“The Professionalization Seminar changed my life. It gave me a framework for presenting myself, the vocabulary and how to use it in organizing a job search. Not only that, but being able to be reflective and take a moment to figure out what you are passionate about, what you actually want to do. I feel like you go through college thinking that you have a major and you have to fit a cookie cutter, but this class gives you a chance to make it work for you!”
— Renee Tomlin (MLC ’11)
Often when people hear that we are linguists, they say “Oh, so you speak lots of languages!” When they immediately jump to career, if not actually saying “What are you going to do with that?!”, they will offer something along the lines of: “Are you an interpreter?” or “You must be very good at editing” or “Are you going to teach?”.
To this, I draw from my improv background to say, “Yes, and!”
Yes, as linguists, we do tend to speak more than one language. Yes, many of us do find work as teachers, interpreters and translators, and we do tend to be gifted writers and editors, but this is just the tip of the iceberg to our value in professional contexts! AND….
The MLC Professionalization Seminar is designed to help MLC students figure out where the skills and training that they are acquiring in their classes are needed and valued professionally. It is also designed to help students learn about what motivates them, to uncover values around work, and ultimately to enact the shift to an active professional stance from “What should I do?” to “Here’s what I can do!”

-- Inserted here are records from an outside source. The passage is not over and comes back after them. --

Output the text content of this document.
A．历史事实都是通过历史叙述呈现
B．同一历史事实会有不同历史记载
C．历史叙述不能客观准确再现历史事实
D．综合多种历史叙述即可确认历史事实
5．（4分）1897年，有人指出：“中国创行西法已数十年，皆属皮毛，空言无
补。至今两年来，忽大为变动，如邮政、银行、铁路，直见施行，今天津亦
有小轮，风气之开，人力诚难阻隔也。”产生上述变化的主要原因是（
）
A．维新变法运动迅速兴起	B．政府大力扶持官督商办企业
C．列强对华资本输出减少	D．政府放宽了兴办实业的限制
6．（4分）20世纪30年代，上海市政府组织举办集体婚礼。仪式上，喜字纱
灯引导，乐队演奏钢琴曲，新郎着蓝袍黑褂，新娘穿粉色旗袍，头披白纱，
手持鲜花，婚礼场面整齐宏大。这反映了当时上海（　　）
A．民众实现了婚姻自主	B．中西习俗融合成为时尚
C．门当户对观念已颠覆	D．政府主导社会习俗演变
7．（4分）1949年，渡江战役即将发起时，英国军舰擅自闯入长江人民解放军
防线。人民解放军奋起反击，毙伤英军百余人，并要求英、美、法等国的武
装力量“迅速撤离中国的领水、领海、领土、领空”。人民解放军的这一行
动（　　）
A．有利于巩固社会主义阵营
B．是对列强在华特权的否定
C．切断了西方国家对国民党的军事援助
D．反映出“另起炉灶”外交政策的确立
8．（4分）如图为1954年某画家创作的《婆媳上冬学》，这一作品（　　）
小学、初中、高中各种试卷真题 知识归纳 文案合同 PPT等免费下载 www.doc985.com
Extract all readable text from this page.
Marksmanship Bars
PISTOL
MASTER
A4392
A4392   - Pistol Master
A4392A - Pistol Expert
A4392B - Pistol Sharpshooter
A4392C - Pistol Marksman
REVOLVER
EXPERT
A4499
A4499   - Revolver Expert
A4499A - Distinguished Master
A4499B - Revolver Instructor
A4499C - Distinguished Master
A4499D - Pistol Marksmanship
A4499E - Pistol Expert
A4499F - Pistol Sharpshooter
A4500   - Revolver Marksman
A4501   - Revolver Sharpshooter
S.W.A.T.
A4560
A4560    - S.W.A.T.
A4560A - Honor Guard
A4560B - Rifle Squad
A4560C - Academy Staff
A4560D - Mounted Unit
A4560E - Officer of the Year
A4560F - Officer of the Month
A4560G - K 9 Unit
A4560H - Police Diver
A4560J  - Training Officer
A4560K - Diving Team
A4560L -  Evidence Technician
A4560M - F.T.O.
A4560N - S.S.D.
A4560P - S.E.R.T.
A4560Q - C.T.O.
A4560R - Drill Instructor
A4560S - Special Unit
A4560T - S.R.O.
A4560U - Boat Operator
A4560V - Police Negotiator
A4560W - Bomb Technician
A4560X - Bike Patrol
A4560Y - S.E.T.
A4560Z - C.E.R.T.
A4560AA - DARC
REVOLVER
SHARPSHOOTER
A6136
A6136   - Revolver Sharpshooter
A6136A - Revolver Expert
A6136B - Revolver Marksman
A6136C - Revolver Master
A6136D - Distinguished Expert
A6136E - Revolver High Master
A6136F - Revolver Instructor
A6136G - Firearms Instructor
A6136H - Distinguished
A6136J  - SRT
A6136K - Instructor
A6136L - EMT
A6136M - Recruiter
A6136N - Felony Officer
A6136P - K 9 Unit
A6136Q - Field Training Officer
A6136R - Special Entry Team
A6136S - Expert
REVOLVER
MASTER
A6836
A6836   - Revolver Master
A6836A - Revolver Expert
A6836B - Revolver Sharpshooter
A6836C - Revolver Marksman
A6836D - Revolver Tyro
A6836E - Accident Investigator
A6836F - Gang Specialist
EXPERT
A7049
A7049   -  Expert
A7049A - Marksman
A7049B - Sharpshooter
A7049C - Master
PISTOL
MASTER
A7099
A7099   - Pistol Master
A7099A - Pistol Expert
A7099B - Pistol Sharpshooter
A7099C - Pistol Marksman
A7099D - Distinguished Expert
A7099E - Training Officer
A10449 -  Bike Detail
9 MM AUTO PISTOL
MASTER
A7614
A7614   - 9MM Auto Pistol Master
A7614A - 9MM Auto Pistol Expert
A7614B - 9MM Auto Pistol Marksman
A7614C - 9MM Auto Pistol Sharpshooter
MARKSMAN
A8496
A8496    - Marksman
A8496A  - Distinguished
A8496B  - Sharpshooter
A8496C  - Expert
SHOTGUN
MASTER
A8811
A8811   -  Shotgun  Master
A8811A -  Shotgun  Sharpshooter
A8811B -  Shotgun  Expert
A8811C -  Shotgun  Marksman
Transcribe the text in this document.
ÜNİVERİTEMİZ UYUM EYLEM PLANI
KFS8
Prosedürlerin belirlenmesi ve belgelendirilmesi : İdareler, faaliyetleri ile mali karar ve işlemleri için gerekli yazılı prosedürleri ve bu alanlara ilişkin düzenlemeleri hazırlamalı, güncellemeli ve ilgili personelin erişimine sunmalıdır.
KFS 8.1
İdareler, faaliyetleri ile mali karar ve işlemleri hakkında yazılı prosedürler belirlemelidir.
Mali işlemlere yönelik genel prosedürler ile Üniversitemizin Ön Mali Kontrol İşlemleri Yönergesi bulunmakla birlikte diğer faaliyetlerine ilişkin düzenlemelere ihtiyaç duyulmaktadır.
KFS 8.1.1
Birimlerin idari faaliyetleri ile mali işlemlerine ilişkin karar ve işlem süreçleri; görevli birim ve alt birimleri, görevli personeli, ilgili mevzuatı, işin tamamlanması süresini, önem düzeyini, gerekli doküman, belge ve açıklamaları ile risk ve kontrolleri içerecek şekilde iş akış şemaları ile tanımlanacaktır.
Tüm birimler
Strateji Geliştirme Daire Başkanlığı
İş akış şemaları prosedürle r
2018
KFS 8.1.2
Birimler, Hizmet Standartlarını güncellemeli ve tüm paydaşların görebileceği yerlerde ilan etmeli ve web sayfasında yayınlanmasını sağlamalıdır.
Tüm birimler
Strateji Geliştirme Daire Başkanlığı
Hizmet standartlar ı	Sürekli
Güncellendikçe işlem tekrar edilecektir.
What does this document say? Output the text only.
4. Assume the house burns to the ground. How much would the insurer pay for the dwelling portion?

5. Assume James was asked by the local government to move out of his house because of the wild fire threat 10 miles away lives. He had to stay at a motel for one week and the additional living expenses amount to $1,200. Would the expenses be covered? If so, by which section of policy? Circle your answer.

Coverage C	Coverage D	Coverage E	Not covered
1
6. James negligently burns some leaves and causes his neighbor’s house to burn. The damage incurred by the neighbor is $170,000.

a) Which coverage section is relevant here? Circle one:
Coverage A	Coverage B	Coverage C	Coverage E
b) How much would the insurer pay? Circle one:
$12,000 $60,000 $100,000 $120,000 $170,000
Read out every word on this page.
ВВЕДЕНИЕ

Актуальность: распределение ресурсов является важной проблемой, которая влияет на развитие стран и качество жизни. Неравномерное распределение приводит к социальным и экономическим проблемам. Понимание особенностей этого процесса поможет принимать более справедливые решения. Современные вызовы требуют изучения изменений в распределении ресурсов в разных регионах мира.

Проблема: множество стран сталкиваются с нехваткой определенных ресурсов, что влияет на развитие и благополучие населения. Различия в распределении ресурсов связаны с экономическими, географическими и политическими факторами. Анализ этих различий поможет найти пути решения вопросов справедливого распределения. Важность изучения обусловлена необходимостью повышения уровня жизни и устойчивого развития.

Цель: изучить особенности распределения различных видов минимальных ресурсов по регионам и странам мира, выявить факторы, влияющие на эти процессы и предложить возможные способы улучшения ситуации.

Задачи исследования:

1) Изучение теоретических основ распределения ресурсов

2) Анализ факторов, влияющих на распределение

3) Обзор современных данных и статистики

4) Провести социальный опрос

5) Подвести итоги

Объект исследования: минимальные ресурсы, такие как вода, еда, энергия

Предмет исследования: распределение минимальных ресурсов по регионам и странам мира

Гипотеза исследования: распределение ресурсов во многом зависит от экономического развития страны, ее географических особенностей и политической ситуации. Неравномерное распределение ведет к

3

See an example of a student’s final portfolio of items from the Proseminar, Spring 2013
The class is structured as a dynamic mix of lecture, discussion, and activity-based interaction. Students develop an understanding of professional applications of sociolinguistics through readings, lectures and presentations by guest lecturers who themselves engage with the question of combining sociolinguistic theory and practice. Students select a field of professional interest on which to focus for the duration of the class and conduct ethnographic research on organizations of interest in order to develop targeted portfolio materials (resume, cover letter, elevator pitch, online portfolio, etc. etc. etc). Students network at professional events, attend Career Fairs and conduct informational interviews to practice the skill of clearly articulating where their skills and training combine with their interests and values in a chosen workplace setting.